Background: Stool cultures for Campylobacter, Salmonella and Shigella and/or Yersinia spp. are frequently ordered in critically ill patients with diarrhea. The aim of this study is to analyze the diagnostic yield in a large cohort of critically ill patients. Therefore, we performed a cohort study at the Department of Intensive Care Medicine of a University Hospital (11 ICUs).

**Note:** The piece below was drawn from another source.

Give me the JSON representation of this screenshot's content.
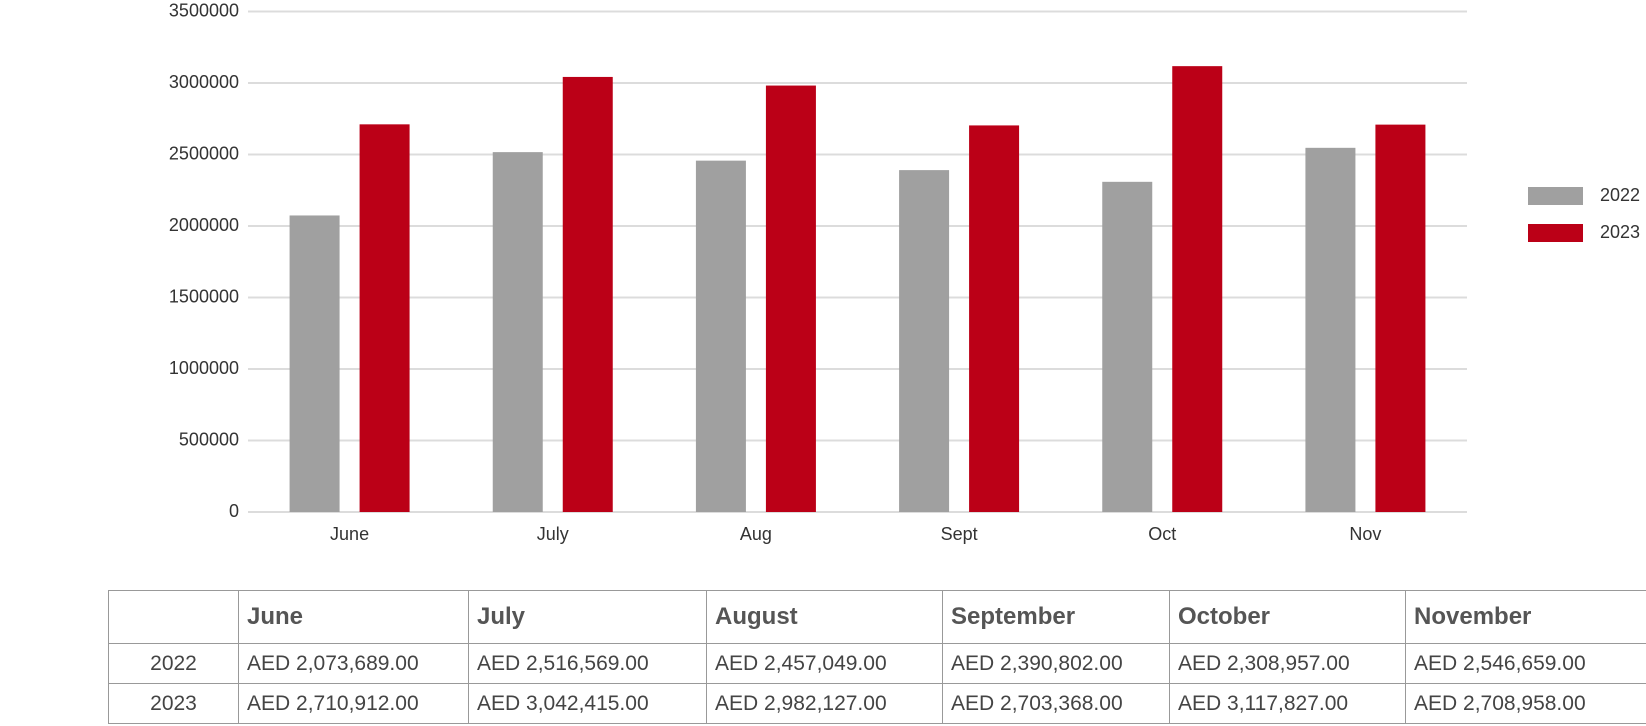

Results: From all patients who were admitted to the ICU between 2010 and 2015, stool cultures were taken from 2.189/36.477 (6%) patients due to diarrhea. Results of all stool cultures tested for Campylobacter, Salmonella and Shigella and/or Yersinia spp. were analyzed. Overall, 5.747 tests were performed; only six were positive (0.1%). In four of these, Campylobacter spp. were detected; diarrhea started within 48 h after ICU admission. Two patients with Salmonella spp. detection were chronic shedders. On the contrary, testing for Clostridium difficile via GDH- and toxin A/B-EIA yielded positive results in 179/2209 (8.1%) tests and revealed 144/2.189 (6.6%) patients with clinically relevant C. difficile infection.
Conclusions: Stool testing for enteric pathogens other than C. difficile should be avoided in ICU patients and is only reasonable when diarrhea commenced less than 48 h after hospital admission.